Well I had a MC fairly early on. Didn't diminish how excited we were though. I couldn't stop asking myself what I did wrong so I opted for genetic testing to give me closure. It was a baby girl with 46 chromosomes. Everything I had hoped, wished, and prayed for. I know it's not fair to say this but I feel like God just waved it in my face and snatched it away. Now instead of feeling closure, I'm really wondering what I did to deserve this being taken away as well as what I did to cause the miscarriage. Why is this so unfair? My doctor tried to reassure me that it was maybe a heart defect or the brain didn't develop but I can't think that the only reason I miscarried was because I had a large subchorionic hemorrhage (as seen on the scan) who knows if it was there before or caused by the mc. Im just so down and out right now and I don't know if I've ever felt this sad before. Just wanted to vent is all.

OP posts:
Solomon1212 · 18/02/2021 17:51

I went through it last month. Mc number 3. Its honestly nothing you did, sometimes nature is just cruel. I sit wondering the same but try to think of it that something wasnt right. Xx

Emilu89 · 19/02/2021 13:03

I'm so sorry for your loss. Sending you strength at an awful time.
I had an extra large (their words) subchorionic hematoma and unfortunately miscarried. I googled why they occur and non of it fitted with me, I asked the doctors if it could possibly happen again in future pregnancies and the response was every pregnancy is different and it was unlikely to just be the hematoma that was the cause.

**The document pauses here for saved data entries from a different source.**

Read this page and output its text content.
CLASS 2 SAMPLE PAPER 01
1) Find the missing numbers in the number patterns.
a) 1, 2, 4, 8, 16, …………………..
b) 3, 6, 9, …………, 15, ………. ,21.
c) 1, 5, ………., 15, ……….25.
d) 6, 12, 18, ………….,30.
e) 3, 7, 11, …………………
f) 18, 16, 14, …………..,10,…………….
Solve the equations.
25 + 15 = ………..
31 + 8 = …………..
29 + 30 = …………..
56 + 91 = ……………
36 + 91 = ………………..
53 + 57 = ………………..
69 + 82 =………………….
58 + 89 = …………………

I don't feel like I got any answers really, it was quite a brushed off comment. It's frightening trying to plan ahead into the unknown. The reassurance I want (and imagine we all want) nobody can really give! We just have to live in hope and don't give up. I'm so sorry. Xx

dippyegg32 · 19/02/2021 16:38

I had a mmc in December after a huge SCH was found. Whilst I was told "these things happen" my gut tells me it was the haematoma.